JANUARY 1, 2023. I’m the lector at the 9:00 AM Mass at Holy Family and have brought A. with me. Mother hen that I am, I always try to get my fledgling believer-son the utmost exposure to all things Catholic.
When it comes time for Holy Communion, I notice that the priests and eucharistic ministers are gearing up to dispense both the Body and the Blood. My heart leaps in anticipation. A. looks slightly perplexed; I think this is the first time he’ll consciously receive both. He can’t even remember the pre-COVID times when this was the norm… probably because he fell off the bandwagon sometime in middle school and forgot what that experience was like.
We’re lining up with the other parishioners. The host is still melting in my mouth when I sip from the chalice. As I’m returning to my seat, something happens.
It’s like two pieces of a jigsaw puzzle come together inside my body, interlock, and click into place. The physical sensation this creates is one of completion, a feeling of “rightness.” As I kneel down, it washes over me like a soft, warm ocean wave… peaceful, soothing, holy… ready to carry me away. It stuns me and at the same time feels like the most natural thing in the world.
As we walk out to the car after Mass, A. says, “Did you feel that?”
He describes the exact same feeling of a “warm wave” that I had when the Body and the Blood combined in my own body. We both agree that it’s nothing like what we feel when we only receive one of the two components.
In the last few years, due to COVID restrictions, we were lucky to receive the Body. Our priests and bishops consoled us with the notion that the “Body” automatically contains the Blood, that it wasn’t a great loss not to receive both, that it didn’t make a difference.
They’re wrong.
It makes a huge difference.
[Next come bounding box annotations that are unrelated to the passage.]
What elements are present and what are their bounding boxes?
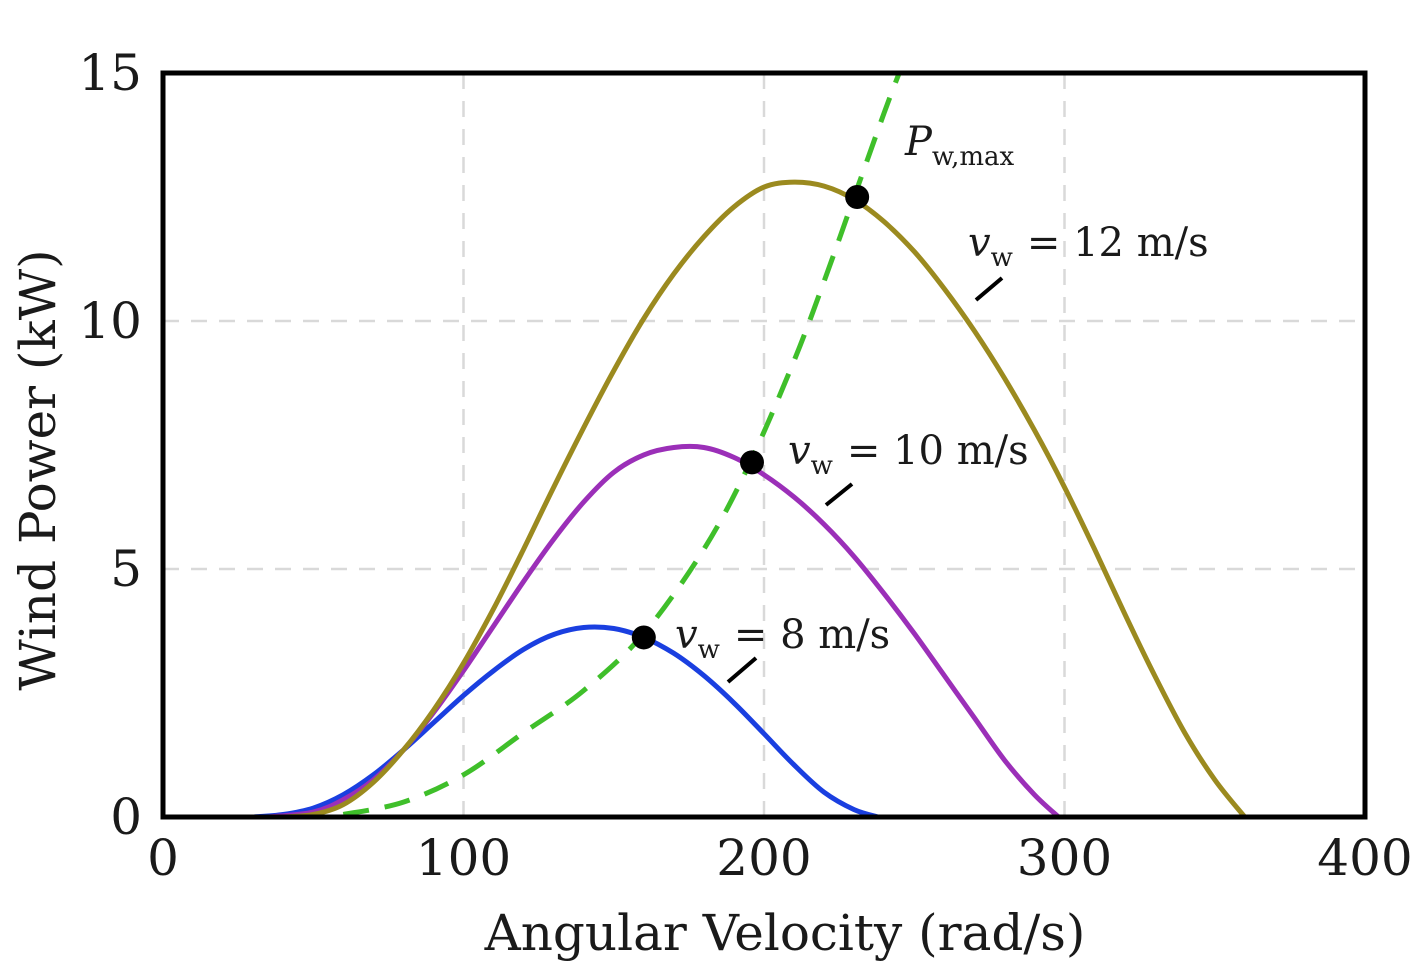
x-tick-label: 200 [716,829,811,887]
x-tick-label: 0 [147,829,179,887]
label-subscript: w [698,635,720,665]
intersection-marker [845,185,870,209]
label-value: = 12 m/s [1027,220,1209,266]
label-pwmax: Pw,max [904,119,1015,172]
label-leaders [726,276,1004,684]
label-subscript: w [811,451,833,481]
x-axis-label: Angular Velocity (rad/s) [484,904,1086,962]
intersection-markers [631,185,870,650]
x-tick-labels: 0 100 200 300 400 [147,829,1413,887]
series-annotations: vw = 8 m/svw = 10 m/svw = 12 m/sPw,max [675,119,1209,665]
label-leader-line [974,276,1004,302]
series-8ms-line [252,624,879,820]
intersection-marker [739,450,764,475]
label-value: = 10 m/s [847,428,1029,474]
label-variable: P [904,119,933,165]
label-variable: v [675,612,698,658]
label-variable: v [968,220,991,266]
x-tick-label: 100 [416,829,511,887]
label-10ms: vw = 10 m/s [788,428,1029,481]
label-leader-line [824,482,854,507]
label-leader-line [726,656,758,684]
label-12ms: vw = 12 m/s [968,220,1209,273]
y-tick-label: 10 [78,292,142,350]
y-tick-labels: 0 5 10 15 [78,44,142,846]
intersection-marker [631,625,656,650]
y-axis-label: Wind Power (kW) [9,249,67,690]
label-variable: v [788,428,811,474]
label-value: = 8 m/s [734,612,890,658]
label-subscript: w [991,243,1013,273]
x-tick-label: 300 [1017,829,1112,887]
x-tick-label: 400 [1317,829,1412,887]
label-8ms: vw = 8 m/s [675,612,890,665]
series-lines [252,72,1247,820]
series-12ms-line [283,179,1247,820]
y-tick-label: 5 [110,540,142,598]
y-tick-label: 0 [110,788,142,846]
y-tick-label: 15 [78,44,142,102]
label-subscript: w,max [932,142,1015,172]
plot-frame [160,70,1368,820]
It makes all the difference. The Body and the Blood must be combined to get the full experience.
Jesus said, “Eat my flesh and drink my blood.”
He didn’t say just one of them would be sufficient.
I mean, technically, yes, the Body itself is enough. But I’m not talking about technicalities here.
I’ve never felt the “wave” with just the Body, but I did feel the same way when I received both—after years of enforced thirsting—at Christ the King when I visited Steubenville for the first time. I remember I cried then… before and after.
Reciting a little prayer at the beginning of Mass isn’t going to cause a eucharistic revival. If we want true eucharistic revival, we need to treat the Eucharist itself with greater reverence… and we need to bring the Blood back.
Here’s a special treat for my readers: WATCH this incredible YouTube Short of praying hands in the clouds!
It’s so staggering that I thought it was a fake video—until I saw that there are people in the video shouting and pointing at the sky and taking videos with their cell phones.
Wow, Vati. Just wow. How great is our God.
EDIT: I know that the woman who posted the video on YouTube says this is just a deception, but I call BS. I myself have seen incredible things in the sky—rainbows with no rain, shapes of hearts and faces in the clouds, the most sensational sunsets as little “I love you” notes from VatiGod. What a dreary life you must have if you believe that every beautiful sunset is because of smog and chemtrails and every little miracle you witness is part of the “Great Deception.” Where does that leave God and His glory?